Mart ayında Pazarkule sınır kapısından binlerce göçmen Yunanistan’a geçmeye çalışmıştı.
AB Dış İşleri ve Güvenlik Politikaları Yüksek Temsilcisi Josep Borell, AB’nin dış sınırlarını üçüncü ülkelere karşı korumaya kararlı olduklarını söyledi.
Yunanistan-Türkiye sınırındaki Kastanies (Kestanelik) geçiş noktasına kısa bir ziyarette bulunan Borell, Yunanistan Dışişleri Bakanı Nikos Dendias ile birlikte Mart ayından bu yana kapalı bulunan sınır kapısında incelemelerde bulundu.
Borell burada yaptığı açıklamada, “Avrupa Birliği’nin dış sınırlarını korumakta kararlı olduğumuz çok nettir” diye konuştu. Borell, Türk savaş uçakları ve savaş gemilerinin Ege ve Doğu Akdeniz’deki Yunan egemenlik haklarını ihlal ettiği iddialarıyla ilgili olarak da “Yunanistan’ın egemenliğini güçlü bir şekilde destekliyoruz” dedi.
AB yetkilisi, “mevcut zorlukları” geride bırakmaya çabalamanın hem Yunanistan hem Türkiye hem de AB’nin çıkarına olduğunu vurguladı.
Dendias: Türkiye ile müzakereye hazırız
Yunanistan Dışişleri Bakanı Dendias da Türkiye ile müzakerelere hazır olduklarını, ancak “hukuk ihlalleri ya da tehditler” altında müzakere olmayacağını söyledi.
Cumhurbaşkanı Recep Tayyip Erdoğan’ın Mart ayında Türkiye’de yaşayan sığınmacı ve göçmenler için Batı sınırlarının açıldığı mesajını vermesi sonrası sınırda yığılma yaşanmış, Yunanistan üzerinden sığınmacı akınına uğramaktan endişelenen AB ile Türkiye arasında ipler gerilmişti.

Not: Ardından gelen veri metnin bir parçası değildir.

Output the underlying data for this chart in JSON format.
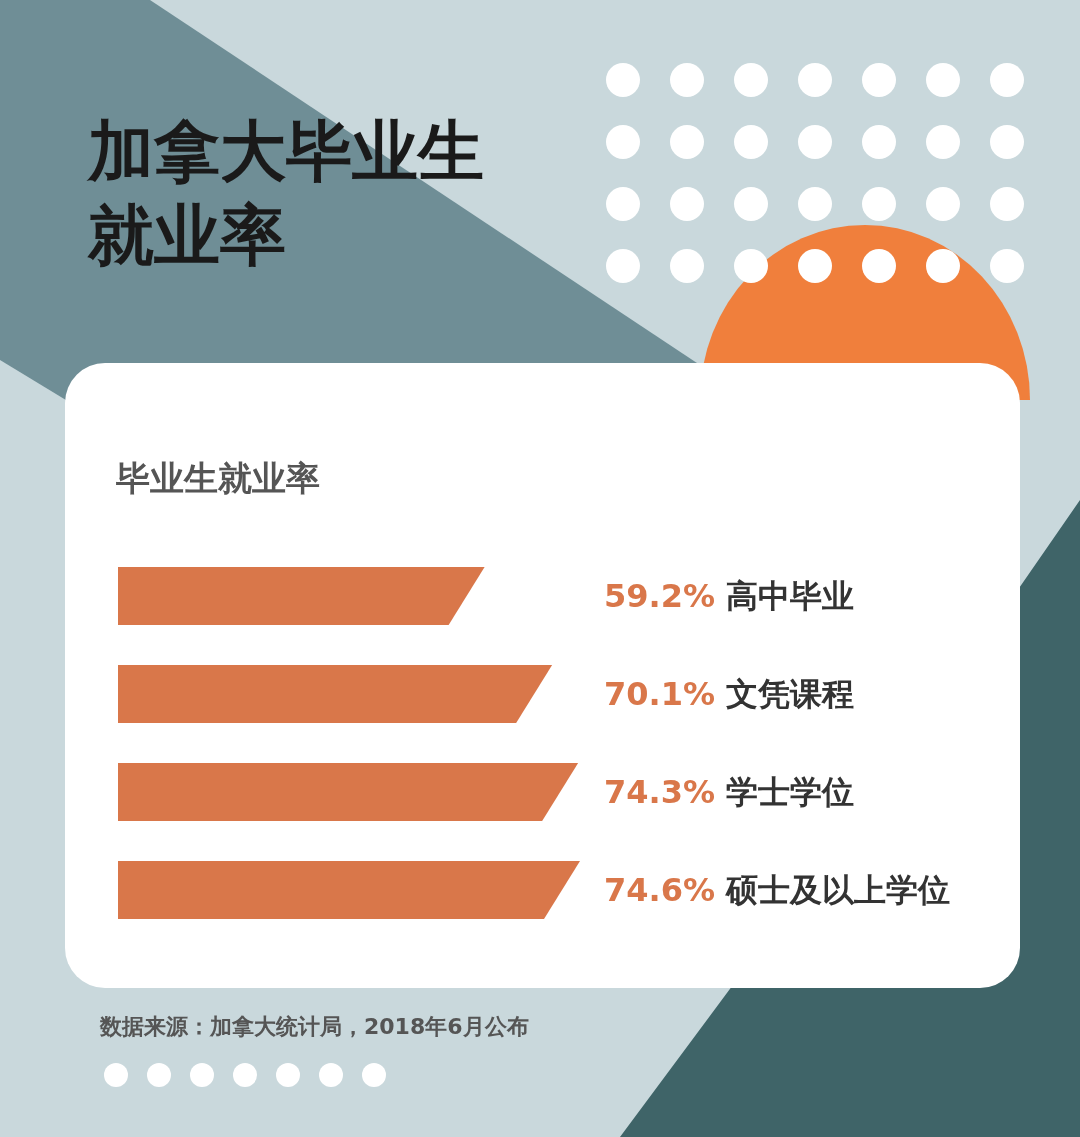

Yunanistan ile Türkiye, Doğu Akdeniz’deki deniz yetki alanları konusunda da gerginlik yaşıyor. Ankara’nın Kasım ayında Libya ile imzaladığı “Deniz Yetki Alanlarının Sınırlandırılması Mutabakat Muhtırası” sonrasında ilan ettiği Münhasır Ekonomik Bölge (MEB), Rodos ve Girit adalarını doğudan teğet geçiyor. Yunanistan adaların kendi MEB’lerinin bulunduğunu iddia ederken Türkiye, adaların kendi kıta sahanlıklarına, dolayısıyla MEB’lere sahip olamayacağını savunuyor.